The 175-member congregation recently voted to install Whittaker after almost three years since abruptly calling her to serve as its designated-term pastor in 2012 when her predecessor left after just two years to head another church. Whittaker was previously the director of marketing and development at the Christian Activities Council of the United Church of Christ and the co-pastor of Iglesia Cristiana Nueva Esperanza.
The church is pleased to invite the public to join in a special service celebrating her installation on Sunday, June 14 at 3 p.m. at 675 Main Street.
Whittaker is credited for not only successfully steering the church through an unexpected transition, but also bringing a fresh, centered revitalization of its activist heritage, which is to take a lead role in addressing social inequity and injustice issues, and improve the quality of life for the people of Hartford, according to church officials.
“I am honored and overjoyed by the decision,” said Whittaker.  “I look forward to continuing the great work we’ve begun within the church and beyond its walls. We’re experiencing a surge of new excitement and renewed purpose in all areas of our urban ministry and community engagement.”

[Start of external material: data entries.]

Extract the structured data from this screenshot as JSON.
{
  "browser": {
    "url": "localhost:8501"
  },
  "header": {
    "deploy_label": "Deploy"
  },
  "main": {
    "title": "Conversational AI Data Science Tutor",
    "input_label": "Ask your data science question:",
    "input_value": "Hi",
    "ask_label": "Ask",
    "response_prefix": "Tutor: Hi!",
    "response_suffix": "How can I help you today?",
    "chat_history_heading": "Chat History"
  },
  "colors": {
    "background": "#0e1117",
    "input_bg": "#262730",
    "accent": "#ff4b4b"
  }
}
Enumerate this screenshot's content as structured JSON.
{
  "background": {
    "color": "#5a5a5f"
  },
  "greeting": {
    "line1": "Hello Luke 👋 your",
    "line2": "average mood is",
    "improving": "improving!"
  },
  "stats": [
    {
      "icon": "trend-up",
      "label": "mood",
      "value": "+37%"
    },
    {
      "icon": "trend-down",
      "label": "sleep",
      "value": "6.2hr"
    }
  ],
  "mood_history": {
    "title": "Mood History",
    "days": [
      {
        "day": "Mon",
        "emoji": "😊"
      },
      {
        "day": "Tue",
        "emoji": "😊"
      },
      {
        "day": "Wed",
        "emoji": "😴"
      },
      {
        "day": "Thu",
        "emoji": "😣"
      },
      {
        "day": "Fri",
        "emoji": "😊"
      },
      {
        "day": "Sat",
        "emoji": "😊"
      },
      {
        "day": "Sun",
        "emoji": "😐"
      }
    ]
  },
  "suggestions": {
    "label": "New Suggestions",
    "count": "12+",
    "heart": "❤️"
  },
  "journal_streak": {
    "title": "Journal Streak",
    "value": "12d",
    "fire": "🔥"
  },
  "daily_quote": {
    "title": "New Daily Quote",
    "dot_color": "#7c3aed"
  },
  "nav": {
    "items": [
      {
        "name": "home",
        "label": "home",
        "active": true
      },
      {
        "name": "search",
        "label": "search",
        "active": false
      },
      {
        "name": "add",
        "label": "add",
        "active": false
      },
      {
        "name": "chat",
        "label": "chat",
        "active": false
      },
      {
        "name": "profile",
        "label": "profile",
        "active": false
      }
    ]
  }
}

“The most thoughtful and vibrant leadership is coming from women, and Damaris is an excellent example of the vitality and wisdom women leaders are bringing to the Protestant church,” said the Rev. J. Alan McLean, Minister Emeritus. He said she embodies the church’s heritage of taking leadership in moving beyond symptoms to finding long-term solutions to the problems confronting city residents such as homelessness and unemployment.  “She is the perfect person, from her native Spanish language to the fact she is a good preacher grounded in an articulate ministry and vision for the city.”
Whittaker said, “I am grateful, but also astonished by the attention for doing what it is I am called to do. I believe we all have the power to make a difference in our communities and in the world. I’m blessed to be planted in a faith community committed to people, social justice and the community I care deeply about.”
Whittaker, who has doctorate in ministry from New York Theological Seminary, is a recipient of the 2015 Vision Award in Social Justice by the Charter Oak Cultural Center. She was also honored last year as a thought leader and for her trailblazing contributions to social justice community engagement with a 2014 Catalyst Award from the Conference of Churches.  She resides with her husband, Sabas Whittaker, in Marlborough.
Those planning to attend her installation are asked to RSVP by phone at 860.249.5631.  Services will be followed by a reception. Families are welcome. Child care will be available. Clergy, religious educators and seminarians are invited to gather at 2 p.m. to participate in the procession. Clergy are encouraged to wear red or tropical print shirts.